Dá-se aqui por conhecido o requerimento do recorrente, apresentado via Citius em 29/12/2020, e sobre o qual recaiu o despacho de indeferimento, que aqui modestamente se aprecia.

Salvo o devido respeito, não se concorda esta decisão de indeferimento.

 Senão vejamos.

Sobre a intempestividade do pedido de nulidade.

É indiscutível que o recurso para o Tribunal Constitucional foi interposto em tempo e apresentado no único tribunal que tinha o poder jurisdicional do processo, ou seja, o Supremo Tribunal de Justiça (veja-se requerimento anterior do recorrente).

O Supremo Tribunal de Justiça admitiu o recurso para o Tribunal Constitucional, por despacho, presumindo-se que verificou, apreciou e ponderou que o recurso interposto para o TC foi apresentado no Tribunal competente, em tempo, por quem tinha legitimidade e por incidir sobre matéria recorrível.

Ora, no despacho aqui em apreciação, consta que o despacho de admissão do recurso para o TC foi notificado ao recorrente em 2/7/2020 e remetido para o Tribunal Constitucional em 16/7/2020, pelo que, em consequência, considerou que a arguição da nulidade é intempestiva, apesar de não citar nenhuma norma legal que o sustente.

Ou seja, o STJ ao decidir pela intempestividade do pedido de nulidade e remessa para o Tribunal da Relação de Lisboa, está a entender que a arguição da nulidade devia ter sido apresentada no prazo de 10 dias, após a decisão de admissão do recurso, por ser este o prazo legal supletivo e por não estar previsto qualquer prazo no n° 4, do art.º 615.º, do CPC.

Acontece que, esta decisão de admissão do recurso não pode ser impugnada pelas partes, por força do previsto no n.º 5, do art.º 641.º, do CPC, razão pela qual não há prazo para invocar a sua nulidade, pelo menos no momento em que a mesma é proferida e notificada às partes.

Na verdade, esta norma do art.º 641.º, do CPC, prevê o seguinte:

"5 - A decisão que admita o recurso fixe a sua espécie e determine o efeito que lhe compete não vincula o tribunal superior nem pode ser impugnada pelas partes, salvo na situação prevista no n.º 3 do art.º 306.º."

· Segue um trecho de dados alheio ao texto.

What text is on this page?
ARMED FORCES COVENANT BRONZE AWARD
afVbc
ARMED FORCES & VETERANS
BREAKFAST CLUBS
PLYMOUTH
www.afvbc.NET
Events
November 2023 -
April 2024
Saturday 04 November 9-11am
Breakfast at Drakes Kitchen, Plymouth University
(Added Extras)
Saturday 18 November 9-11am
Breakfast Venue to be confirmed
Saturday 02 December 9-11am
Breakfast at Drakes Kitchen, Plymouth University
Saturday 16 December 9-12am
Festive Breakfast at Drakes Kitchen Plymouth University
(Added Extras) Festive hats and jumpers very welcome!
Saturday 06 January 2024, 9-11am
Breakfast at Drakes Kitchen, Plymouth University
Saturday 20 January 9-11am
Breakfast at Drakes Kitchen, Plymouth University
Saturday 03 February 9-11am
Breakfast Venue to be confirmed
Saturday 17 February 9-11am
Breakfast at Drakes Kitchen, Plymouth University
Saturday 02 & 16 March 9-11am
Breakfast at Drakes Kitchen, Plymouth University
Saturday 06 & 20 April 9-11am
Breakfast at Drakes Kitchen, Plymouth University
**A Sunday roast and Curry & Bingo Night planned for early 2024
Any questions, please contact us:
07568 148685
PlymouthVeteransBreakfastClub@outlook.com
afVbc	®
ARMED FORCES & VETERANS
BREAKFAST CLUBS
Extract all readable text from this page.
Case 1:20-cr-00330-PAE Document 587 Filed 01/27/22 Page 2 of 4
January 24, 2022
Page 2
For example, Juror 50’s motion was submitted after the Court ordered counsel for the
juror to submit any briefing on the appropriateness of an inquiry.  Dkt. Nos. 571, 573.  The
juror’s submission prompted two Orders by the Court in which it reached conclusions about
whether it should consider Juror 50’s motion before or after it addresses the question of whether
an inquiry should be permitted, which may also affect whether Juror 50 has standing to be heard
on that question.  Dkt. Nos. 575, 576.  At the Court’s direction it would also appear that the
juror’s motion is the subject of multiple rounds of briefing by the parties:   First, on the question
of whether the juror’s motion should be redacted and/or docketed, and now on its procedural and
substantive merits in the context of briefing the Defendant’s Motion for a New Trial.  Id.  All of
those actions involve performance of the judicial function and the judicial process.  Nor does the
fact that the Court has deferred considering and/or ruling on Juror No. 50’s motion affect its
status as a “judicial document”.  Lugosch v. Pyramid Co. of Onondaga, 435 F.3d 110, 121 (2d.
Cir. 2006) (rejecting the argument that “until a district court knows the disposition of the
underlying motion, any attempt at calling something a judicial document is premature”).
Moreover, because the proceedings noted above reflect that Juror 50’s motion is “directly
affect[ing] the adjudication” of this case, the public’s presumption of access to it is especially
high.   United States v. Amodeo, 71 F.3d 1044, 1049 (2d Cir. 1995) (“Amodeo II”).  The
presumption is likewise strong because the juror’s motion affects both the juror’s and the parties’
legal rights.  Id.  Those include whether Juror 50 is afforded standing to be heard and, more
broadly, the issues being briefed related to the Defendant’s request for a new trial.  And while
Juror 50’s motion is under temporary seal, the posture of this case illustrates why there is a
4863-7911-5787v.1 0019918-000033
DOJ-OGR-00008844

Além disso, um dos princípios basilares do nosso Direito processual, comanda que as partes não podem recorrer de decisões que lhes são favoráveis.

A admissão do recurso para o Tribunal Constitucional era uma decisão favorável ao recorrente, pelo que, além de não poder impugná-la por força da lei não tinha sequer interesse em fazê-lo, razão pela qual não podia reclamar da mesma.

Assim sendo, não é correto concluir ou decidir que o pedido de conhecimento da nulidade da decisão que admitiu o recurso é intempestivo.

Na verdade, só quando o recorrente é notificado pelo Tribunal Constitucional do indeferimento do recurso, por se entender que o Supremo Tribunal de Justiça não conheceu no “ratio decidendi” sobre matéria relativa à inconstitucionalidade suscitada e, assim sendo, não podia ter decidido sobre a admissão do recurso para o TC, só neste momento, teve conhecimento da nulidade do despacho de admissão do recurso proferido pelo STJ.

Acontece que, o processo esteve suspenso enquanto correu no TC, por força do previsto no n.º 1, do art.º 75.º, da LTC, aplicável por analogia, voltando a correr termos com a receção do processo no Supremo.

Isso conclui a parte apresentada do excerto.